Терапевты носятся по району целыми днями
– Министр здравоохранения Вероника Скворцова сказала, что у нас здравоохранение эталонное.
– Да, и как пример эталонного здравоохранения она приводит тот факт, что у нас врачи ходят по домам. На самом деле это убогая система, нигде в мире этого нет. Врач, который ходит по домам, выпадает из структуры оказания помощи. Мы все говорим, что у нас дефицит врачей первичного звена, и начинаем гонять врачей по домам. Это экономически неэффективно, медицински неграмотно, бесполезно, бестолково, а мы говорим, что это эталонно. Ни одна страна в мире не может позволить себе врачей гонять к пациенту домой. Везде пациент теми или иными способами попадает к врачу. Если есть экстренная ситуация, вызывается скорая медицинская помощь. Если ситуация неотложная или срочная, едет сам. И это нормально. Что терапевт на дому может сделать – послушать, заглянуть в горло? Если человеку требуется такая помощь, он способен до врача дойти.
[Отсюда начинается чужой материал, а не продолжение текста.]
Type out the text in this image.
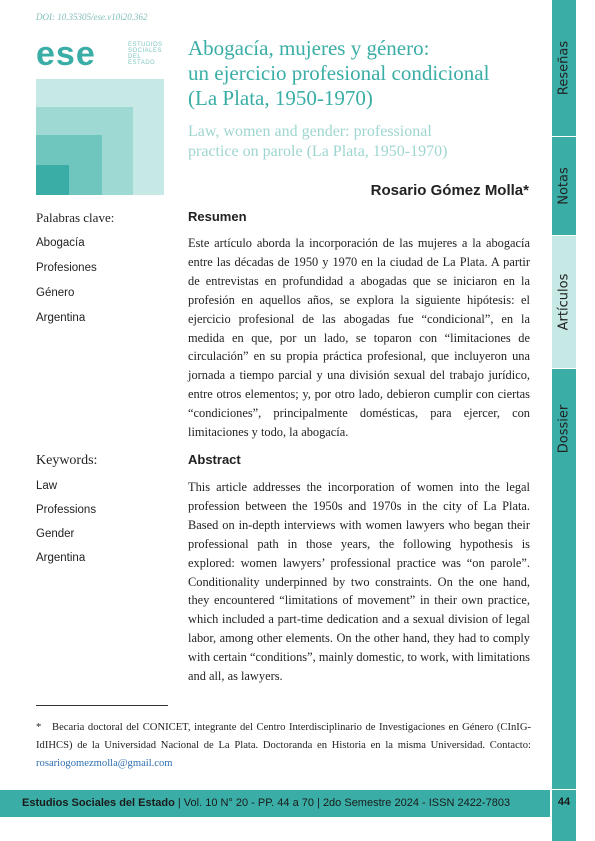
DOI: 10.35305/ese.v10i20.362
ese	ESTUDIOS
SOCIALES
DEL
ESTADO
Abogacía, mujeres y género:
un ejercicio profesional condicional
(La Plata, 1950-1970)
Law, women and gender: professional
practice on parole (La Plata, 1950-1970)
Rosario Gómez Molla*
Palabras clave:
Abogacía
Profesiones
Género
Argentina
Keywords:
Law
Professions
Gender
Argentina
Resumen

Este artículo aborda la incorporación de las mujeres a la abogacía entre las décadas de 1950 y 1970 en la ciudad de La Plata. A partir de entrevistas en profundidad a abogadas que se iniciaron en la profesión en aquellos años, se explora la siguiente hipótesis: el ejercicio profesional de las abogadas fue “condicional”, en la medida en que, por un lado, se toparon con “limitaciones de circulación” en su propia práctica profesional, que incluyeron una jornada a tiempo parcial y una división sexual del trabajo jurídico, entre otros elementos; y, por otro lado, debieron cumplir con ciertas “condiciones”, principalmente domésticas, para ejercer, con limitaciones y todo, la abogacía.

Abstract

This article addresses the incorporation of women into the legal profession between the 1950s and 1970s in the city of La Plata. Based on in-depth interviews with women lawyers who began their professional path in those years, the following hypothesis is explored: women lawyers’ professional practice was “on parole”. Conditionality underpinned by two constraints. On the one hand, they encountered “limitations of movement” in their own practice, which included a part-time dedication and a sexual division of legal labor, among other elements. On the other hand, they had to comply with certain “conditions”, mainly domestic, to work, with limitations and all, as lawyers.

* Becaria doctoral del CONICET, integrante del Centro Interdisciplinario de Investigaciones en Género (CInIG-IdIHCS) de la Universidad Nacional de La Plata. Doctoranda en Historia en la misma Universidad. Contacto: rosariogomezmolla@gmail.com

Estudios Sociales del Estado | Vol. 10 N° 20 - PP. 44 a 70 | 2do Semestre 2024 - ISSN 2422-7803
Reseñas
Notas
Artículos
Dossier
44
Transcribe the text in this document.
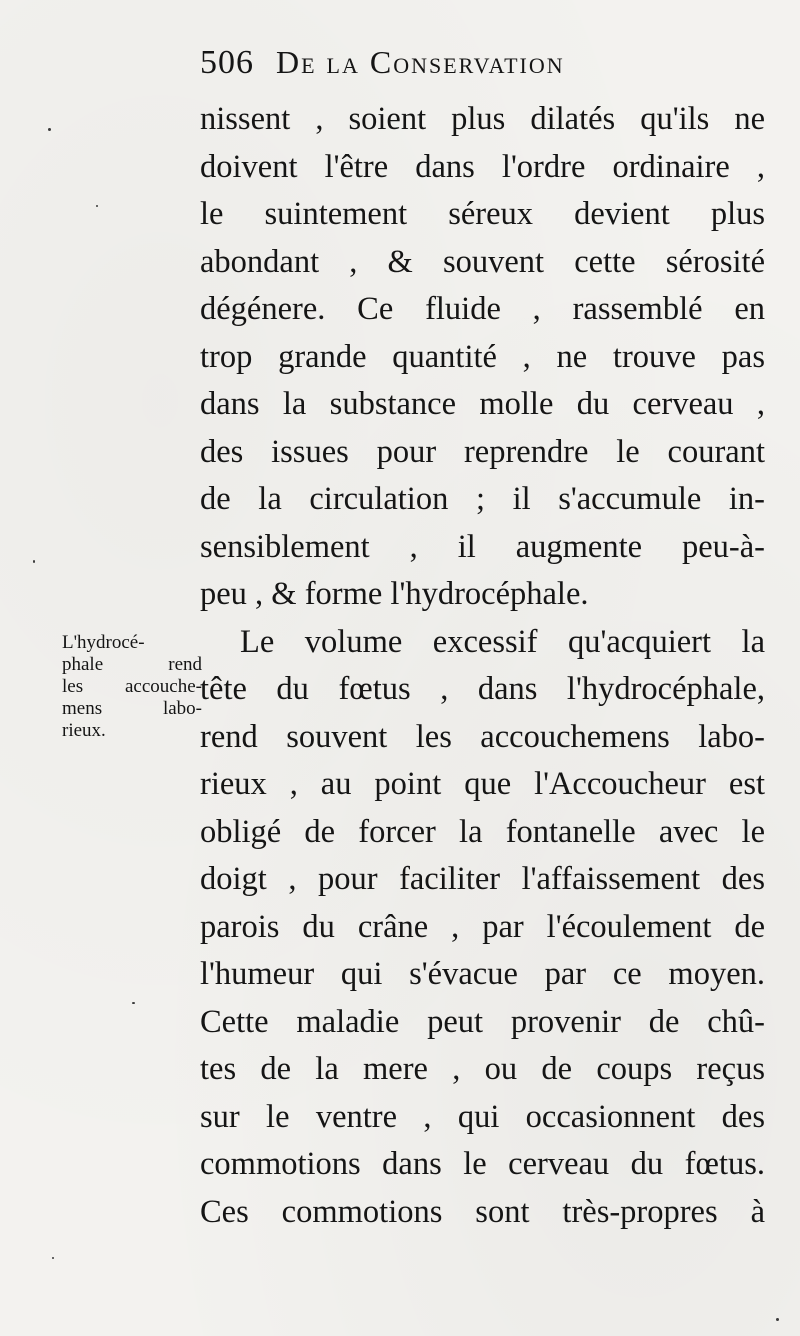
506 De la Conservation
nissent , soient plus dilatés qu'ils ne
doivent l'être dans l'ordre ordinaire ,
le suintement séreux devient plus
abondant , & souvent cette sérosité
dégénere. Ce fluide , rassemblé en
trop grande quantité , ne trouve pas
dans la substance molle du cerveau ,
des issues pour reprendre le courant
de la circulation ; il s'accumule in-
sensiblement , il augmente peu-à-
peu , & forme l'hydrocéphale.
Le volume excessif qu'acquiert la
tête du fœtus , dans l'hydrocéphale,
rend souvent les accouchemens labo-
rieux , au point que l'Accoucheur est
obligé de forcer la fontanelle avec le
doigt , pour faciliter l'affaissement des
parois du crâne , par l'écoulement de
l'humeur qui s'évacue par ce moyen.
Cette maladie peut provenir de chû-
tes de la mere , ou de coups reçus
sur le ventre , qui occasionnent des
commotions dans le cerveau du fœtus.
Ces commotions sont très-propres à
L'hydrocé-
phale rend
les accouche-
mens labo-
rieux.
– Но в основном врачей вызывают к маленьким детям с высокой температурой.
– Терапевты носятся по району целыми днями. Если это классическое ОРВИ, температура, кашель, насморк – педиатр на дому не нужен. Ничего нового он не скажет. У нас врач ходит на дом для того, чтобы маму успокоить. Это не очень хорошая функция для человека, который 8 лет учился.
– И президент, и премьер обвиняли в этом году министра здравоохранения в провале первичного медицинского звена. Теперь собираются найти 550 млрд на его восстановление. Это хорошая новость?
– Тут более глобальная проблема. Все боятся запустить настоящую медицинскую реформу. Представьте корабль, который уже врезался в айсберг и идет ко дну. Вместо того, чтобы латать эту огромную пробоину и ставить насосы, капитан принимает решение: будем вычерпывать ложками, а потом решает: нет, лучше половниками. Половники больше ложек, но от этого ничего не изменилось. Все эти попытки действовать вот таким образом – сначала оптимизировать, потом спасать первичное звено – это черпание ложками… Наше здравоохранение отстало на 30 лет от общемирового минимума, нам нужна тотальная реформа.
Наше образование находится на пещерном уровне
– Что нужно сделать?
– Нужно изменить систему нашего медицинского образования в первую очередь. Мы не можем поставить телегу впереди лошади. Сначала нужно научить врачей правильно лечить. Отправить учиться людей, которые будут учить у нас врачей. Они отучатся, вернутся, каждый подготовит специалистов. На это нужно 25 лет. Но никто не хочет это инициировать.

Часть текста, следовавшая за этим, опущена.